雪棠輕手輕腳地推開門,繞到後院,去小廚房尋大丫鬟桃梔。
“桃梔姐姐,我來討避子湯。”
爐子上正煎著藥,桃梔用蒲扇扇著火,斜眼朝雪棠瞟過來。即便雪棠裹著厚厚的青色夾襖,桃梔還是一眼就看到了她纖白的脖頸上那些嫣紅的痕跡,深淺不一,格外醒目。
想來定是昨夜折騰得不輕,不然雪棠也不會這會兒才從二爺房間裏出來。
桃梔重重哼了聲,一麵吩咐身旁的小丫鬟去煮避子湯,一麵陰陽怪氣道:“大戶人家養出來的千金小姐就是和我們這些粗使的丫頭不一樣,身嬌體軟的,怪不得能被老夫人看中,做了二爺的通房丫鬟。”
侯府裏的丫鬟大多都是家生子,打小便開始服侍主子,而雪棠卻與她們不同,她曾經當過富庶人家的小姐,有一副水靈靈的好樣貌,憑借這張臉,雪棠輕而易舉就成了二爺的房裏人。
丫鬟們嫉妒得眼紅,每次見了雪棠,總要冷嘲熱諷地說上幾句才解氣。
自入侯府以來,這樣的話雪棠不知聽了多少遍,她心裏厭煩,麵色卻不顯,隻淡淡朝桃梔笑了下,不疾不徐道:“我如何能比得上姐姐。姐姐若不嫌棄,我倒是願意替姐姐在二爺跟前帶句話——姐姐姿容絕色,二爺見了定然歡喜。”
桃梔一噎,頓時麵色漲紅,說不出話了。
嫉妒歸嫉妒,可她們這些丫鬟都打心眼裏地害怕二爺。幾年前一場家宴,二爺不慎飲下一杯摻了啞藥的茶水,從此失聲,再不能開口說話。自那時起,二爺便性情大變,變得暴戾易怒,院子裏伺候的丫鬟換了一撥又一撥,屋裏時常傳來瓷盞摔碎的聲音。
小丫鬟很快端著煮好的避子湯從外頭走進來,桃梔沒好氣地接過來,冷著臉把藥碗遞到雪棠眼前。雪棠伸手去接,桃梔卻有心要找她不痛快似的,故意抖了抖手腕,滾燙的藥汁立刻濺了出來,灑在雪棠白皙的手背上。
雪棠“嘶”了聲,眉心輕蹙。
“這才伺候二爺幾日,就這樣嬌貴了?我可告訴你,別以為爬上二爺的床就成了主子了!”桃梔睨著她冷笑,“你還不知道吧?昨兒個我已經向大公子求了恩典,過幾日便要去大公子院裏服侍了。我身上這件襖子,便是大公子親自差人送過來的,這樣的好料子,可隻有府裏的姨娘才能穿。到底還是大公子貼心,不像二爺——”
桃梔沒再說下去,可雪棠卻清楚地知道她想說些什麽。
不像二爺口不能言,整日如一塊不會說話的木頭般,性子又喜怒無常,身邊服侍的丫鬟無不小心翼翼,如履薄冰。

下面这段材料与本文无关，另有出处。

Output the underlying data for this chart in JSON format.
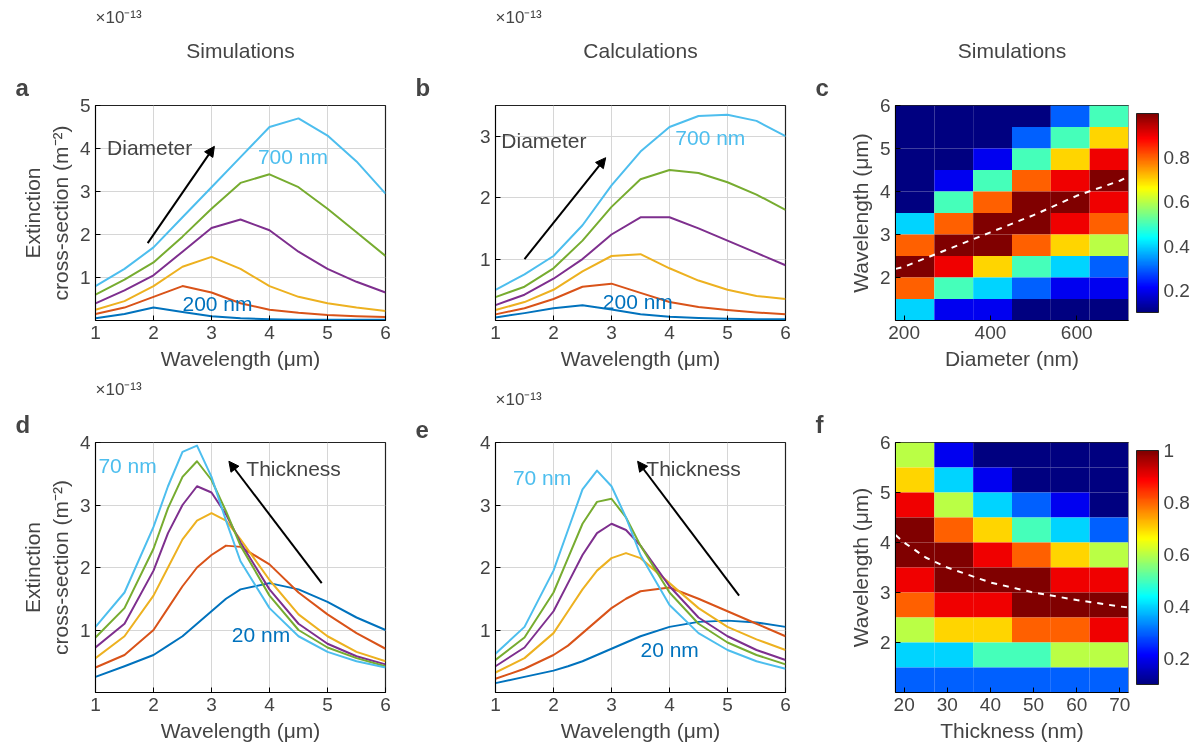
{
  "chart_data": [
    {
      "type": "line",
      "title": "Simulations",
      "ylabel": "Extinction\ncross-section (m⁻²)",
      "xlabel": "Wavelength (μm)",
      "annotations": [
        "a",
        "×10⁻¹³",
        "Diameter"
      ],
      "x": [
        1,
        1.5,
        2,
        2.5,
        3,
        3.5,
        4,
        4.5,
        5,
        5.5,
        6
      ],
      "xlim": [
        1,
        6
      ],
      "xticks": [
        1,
        2,
        3,
        4,
        5,
        6
      ],
      "ylim": [
        0,
        5
      ],
      "yticks": [
        1,
        2,
        3,
        4,
        5
      ],
      "grid": true,
      "series": [
        {
          "name": "200 nm",
          "color": "#0072bd",
          "values": [
            0.05,
            0.15,
            0.3,
            0.2,
            0.1,
            0.05,
            0.03,
            0.02,
            0.02,
            0.02,
            0.02
          ]
        },
        {
          "color": "#d95319",
          "values": [
            0.15,
            0.3,
            0.55,
            0.8,
            0.65,
            0.4,
            0.25,
            0.18,
            0.13,
            0.1,
            0.08
          ]
        },
        {
          "color": "#edb120",
          "values": [
            0.25,
            0.45,
            0.8,
            1.25,
            1.48,
            1.2,
            0.8,
            0.55,
            0.4,
            0.3,
            0.22
          ]
        },
        {
          "color": "#7e2f8e",
          "values": [
            0.4,
            0.7,
            1.05,
            1.6,
            2.15,
            2.35,
            2.1,
            1.6,
            1.2,
            0.9,
            0.65
          ]
        },
        {
          "color": "#77ac30",
          "values": [
            0.6,
            0.95,
            1.35,
            1.95,
            2.6,
            3.2,
            3.4,
            3.1,
            2.6,
            2.05,
            1.5
          ]
        },
        {
          "name": "700 nm",
          "color": "#4dbeee",
          "values": [
            0.8,
            1.2,
            1.7,
            2.4,
            3.1,
            3.8,
            4.5,
            4.7,
            4.3,
            3.7,
            2.95
          ]
        }
      ]
    },
    {
      "type": "line",
      "title": "Calculations",
      "xlabel": "Wavelength (μm)",
      "annotations": [
        "b",
        "×10⁻¹³",
        "Diameter"
      ],
      "x": [
        1,
        1.5,
        2,
        2.5,
        3,
        3.5,
        4,
        4.5,
        5,
        5.5,
        6
      ],
      "xlim": [
        1,
        6
      ],
      "xticks": [
        1,
        2,
        3,
        4,
        5,
        6
      ],
      "ylim": [
        0,
        3.5
      ],
      "yticks": [
        1,
        2,
        3
      ],
      "grid": true,
      "series": [
        {
          "name": "200 nm",
          "color": "#0072bd",
          "values": [
            0.05,
            0.12,
            0.2,
            0.25,
            0.18,
            0.1,
            0.06,
            0.04,
            0.03,
            0.02,
            0.02
          ]
        },
        {
          "color": "#d95319",
          "values": [
            0.1,
            0.2,
            0.35,
            0.55,
            0.6,
            0.45,
            0.3,
            0.22,
            0.17,
            0.13,
            0.1
          ]
        },
        {
          "color": "#edb120",
          "values": [
            0.17,
            0.3,
            0.5,
            0.8,
            1.05,
            1.08,
            0.85,
            0.65,
            0.5,
            0.4,
            0.35
          ]
        },
        {
          "color": "#7e2f8e",
          "values": [
            0.25,
            0.42,
            0.68,
            1.0,
            1.4,
            1.68,
            1.68,
            1.5,
            1.3,
            1.1,
            0.9
          ]
        },
        {
          "color": "#77ac30",
          "values": [
            0.38,
            0.55,
            0.85,
            1.3,
            1.85,
            2.3,
            2.45,
            2.4,
            2.25,
            2.05,
            1.8
          ]
        },
        {
          "name": "700 nm",
          "color": "#4dbeee",
          "values": [
            0.5,
            0.75,
            1.05,
            1.55,
            2.2,
            2.75,
            3.15,
            3.33,
            3.35,
            3.25,
            3.0
          ]
        }
      ]
    },
    {
      "type": "heatmap",
      "title": "Simulations",
      "xlabel": "Diameter (nm)",
      "ylabel": "Wavelength (μm)",
      "annotations": [
        "c"
      ],
      "x": [
        225,
        315,
        405,
        495,
        585,
        675
      ],
      "y": [
        5.75,
        5.25,
        4.75,
        4.25,
        3.75,
        3.25,
        2.75,
        2.25,
        1.75,
        1.25
      ],
      "xlim": [
        180,
        720
      ],
      "xticks": [
        200,
        400,
        600
      ],
      "ylim": [
        1,
        6
      ],
      "yticks": [
        2,
        3,
        4,
        5,
        6
      ],
      "clim": [
        0.1,
        1
      ],
      "cticks": [
        0.2,
        0.4,
        0.6,
        0.8
      ],
      "cells": [
        [
          0.1,
          0.1,
          0.1,
          0.1,
          0.3,
          0.5
        ],
        [
          0.1,
          0.1,
          0.1,
          0.3,
          0.5,
          0.7
        ],
        [
          0.1,
          0.1,
          0.2,
          0.5,
          0.7,
          0.9
        ],
        [
          0.1,
          0.2,
          0.5,
          0.8,
          0.9,
          1.0
        ],
        [
          0.1,
          0.5,
          0.8,
          1.0,
          1.0,
          0.9
        ],
        [
          0.4,
          0.8,
          1.0,
          1.0,
          0.9,
          0.8
        ],
        [
          0.8,
          1.0,
          1.0,
          0.8,
          0.7,
          0.6
        ],
        [
          1.0,
          0.9,
          0.7,
          0.5,
          0.4,
          0.3
        ],
        [
          0.8,
          0.5,
          0.4,
          0.3,
          0.2,
          0.2
        ],
        [
          0.4,
          0.2,
          0.2,
          0.1,
          0.1,
          0.1
        ]
      ],
      "series": [
        {
          "type": "line",
          "color": "#ffffff",
          "line_style": "dashed",
          "x": [
            180,
            200,
            300,
            400,
            500,
            600,
            700,
            720
          ],
          "values": [
            2.2,
            2.25,
            2.65,
            3.05,
            3.45,
            3.9,
            4.25,
            4.35
          ]
        }
      ]
    },
    {
      "type": "line",
      "ylabel": "Extinction\ncross-section (m⁻²)",
      "xlabel": "Wavelength (μm)",
      "annotations": [
        "d",
        "×10⁻¹³",
        "Thickness"
      ],
      "x": [
        1,
        1.5,
        2,
        2.25,
        2.5,
        2.75,
        3,
        3.25,
        3.5,
        4,
        4.5,
        5,
        5.5,
        6
      ],
      "xlim": [
        1,
        6
      ],
      "xticks": [
        1,
        2,
        3,
        4,
        5,
        6
      ],
      "ylim": [
        0,
        4
      ],
      "yticks": [
        1,
        2,
        3,
        4
      ],
      "grid": true,
      "series": [
        {
          "name": "20 nm",
          "color": "#0072bd",
          "values": [
            0.25,
            0.42,
            0.6,
            0.75,
            0.9,
            1.1,
            1.3,
            1.5,
            1.65,
            1.75,
            1.65,
            1.45,
            1.2,
            1.0
          ]
        },
        {
          "color": "#d95319",
          "values": [
            0.4,
            0.6,
            1.0,
            1.35,
            1.7,
            2.0,
            2.2,
            2.35,
            2.33,
            2.05,
            1.6,
            1.25,
            0.95,
            0.7
          ]
        },
        {
          "color": "#edb120",
          "values": [
            0.55,
            0.9,
            1.55,
            2.0,
            2.45,
            2.75,
            2.87,
            2.75,
            2.45,
            1.8,
            1.25,
            0.9,
            0.65,
            0.5
          ]
        },
        {
          "color": "#7e2f8e",
          "values": [
            0.72,
            1.1,
            1.95,
            2.55,
            3.0,
            3.3,
            3.2,
            2.85,
            2.4,
            1.65,
            1.1,
            0.78,
            0.58,
            0.45
          ]
        },
        {
          "color": "#77ac30",
          "values": [
            0.88,
            1.35,
            2.3,
            2.95,
            3.45,
            3.7,
            3.4,
            2.9,
            2.35,
            1.55,
            1.0,
            0.72,
            0.55,
            0.42
          ]
        },
        {
          "name": "70 nm",
          "color": "#4dbeee",
          "values": [
            1.05,
            1.6,
            2.65,
            3.3,
            3.85,
            3.95,
            3.45,
            2.75,
            2.1,
            1.35,
            0.9,
            0.65,
            0.5,
            0.4
          ]
        }
      ]
    },
    {
      "type": "line",
      "xlabel": "Wavelength (μm)",
      "annotations": [
        "e",
        "×10⁻¹³",
        "Thickness"
      ],
      "x": [
        1,
        1.5,
        2,
        2.25,
        2.5,
        2.75,
        3,
        3.25,
        3.5,
        4,
        4.5,
        5,
        5.5,
        6
      ],
      "xlim": [
        1,
        6
      ],
      "xticks": [
        1,
        2,
        3,
        4,
        5,
        6
      ],
      "ylim": [
        0,
        4
      ],
      "yticks": [
        1,
        2,
        3,
        4
      ],
      "grid": true,
      "series": [
        {
          "name": "20 nm",
          "color": "#0072bd",
          "values": [
            0.15,
            0.25,
            0.35,
            0.42,
            0.5,
            0.6,
            0.7,
            0.8,
            0.9,
            1.05,
            1.13,
            1.15,
            1.12,
            1.05
          ]
        },
        {
          "color": "#d95319",
          "values": [
            0.22,
            0.38,
            0.6,
            0.75,
            0.95,
            1.15,
            1.35,
            1.5,
            1.62,
            1.68,
            1.5,
            1.3,
            1.1,
            0.9
          ]
        },
        {
          "color": "#edb120",
          "values": [
            0.32,
            0.55,
            0.95,
            1.3,
            1.65,
            1.95,
            2.15,
            2.23,
            2.15,
            1.75,
            1.35,
            1.05,
            0.85,
            0.68
          ]
        },
        {
          "color": "#7e2f8e",
          "values": [
            0.42,
            0.72,
            1.3,
            1.75,
            2.2,
            2.55,
            2.7,
            2.6,
            2.35,
            1.7,
            1.2,
            0.9,
            0.68,
            0.52
          ]
        },
        {
          "color": "#77ac30",
          "values": [
            0.52,
            0.88,
            1.6,
            2.15,
            2.7,
            3.05,
            3.1,
            2.8,
            2.35,
            1.6,
            1.1,
            0.8,
            0.6,
            0.45
          ]
        },
        {
          "name": "70 nm",
          "color": "#4dbeee",
          "values": [
            0.62,
            1.05,
            1.95,
            2.6,
            3.25,
            3.55,
            3.3,
            2.8,
            2.2,
            1.4,
            0.95,
            0.68,
            0.5,
            0.38
          ]
        }
      ]
    },
    {
      "type": "heatmap",
      "xlabel": "Thickness (nm)",
      "ylabel": "Wavelength (μm)",
      "annotations": [
        "f"
      ],
      "x": [
        22.5,
        31.5,
        40.5,
        49.5,
        58.5,
        67.5
      ],
      "y": [
        5.75,
        5.25,
        4.75,
        4.25,
        3.75,
        3.25,
        2.75,
        2.25,
        1.75,
        1.25
      ],
      "xlim": [
        18,
        72
      ],
      "xticks": [
        20,
        30,
        40,
        50,
        60,
        70
      ],
      "ylim": [
        1,
        6
      ],
      "yticks": [
        2,
        3,
        4,
        5,
        6
      ],
      "clim": [
        0.1,
        1
      ],
      "cticks": [
        0.2,
        0.4,
        0.6,
        0.8,
        1
      ],
      "cells": [
        [
          0.6,
          0.2,
          0.1,
          0.1,
          0.1,
          0.1
        ],
        [
          0.7,
          0.4,
          0.2,
          0.1,
          0.1,
          0.1
        ],
        [
          0.9,
          0.6,
          0.4,
          0.3,
          0.2,
          0.1
        ],
        [
          1.0,
          0.8,
          0.7,
          0.5,
          0.4,
          0.3
        ],
        [
          1.0,
          1.0,
          0.9,
          0.8,
          0.7,
          0.6
        ],
        [
          0.9,
          1.0,
          1.0,
          1.0,
          0.9,
          0.9
        ],
        [
          0.8,
          0.9,
          0.9,
          1.0,
          1.0,
          1.0
        ],
        [
          0.6,
          0.7,
          0.7,
          0.8,
          0.8,
          0.9
        ],
        [
          0.4,
          0.4,
          0.5,
          0.5,
          0.6,
          0.6
        ],
        [
          0.3,
          0.3,
          0.3,
          0.3,
          0.3,
          0.3
        ]
      ],
      "series": [
        {
          "type": "line",
          "color": "#ffffff",
          "line_style": "dashed",
          "x": [
            18,
            20,
            25,
            30,
            40,
            50,
            60,
            70,
            72
          ],
          "values": [
            4.15,
            4.0,
            3.7,
            3.5,
            3.2,
            3.0,
            2.85,
            2.72,
            2.7
          ]
        }
      ]
    }
  ]
}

這樣的話,下人們私底下議論過不知多少回,隻是她如今已是二爺的身邊人,如此對主子不敬之言,需得避諱著她些才好。
雪棠用衣袖擦淨手背上深褐色的漬,然後端起藥碗,把苦澀的藥汁一口氣全喝了。這時她才抬眼看向桃梔,慢條斯理道:“那倒是要恭喜姐姐了。待姐姐日後成了府裏的主子,還望姐姐看在相識一場的份上,照拂我一二。”
頓了頓,雪棠又慢悠悠地補充一句:“若姐姐……真有福氣當上主子的話。”
“你……”
桃梔的臉色頓時更加難看了。她的確是使了些手段向大公子討來了恩典,可這並不是什麽值得慶賀的好事兒。大公子風流成性,前些日子剛和丞相府的小姐定下親事,房裏伺候的丫鬟卻還是源源不斷地添進來。桃梔原以為憑著她這張還算清秀的臉,再乖巧聽話些,日後好歹也能掙個妾的名分,可昨日跟著大公子去東院挑衣裳時她才知道,東院裏的丫鬟個個都是好模樣,她的容貌放在裏頭,實在平平無奇。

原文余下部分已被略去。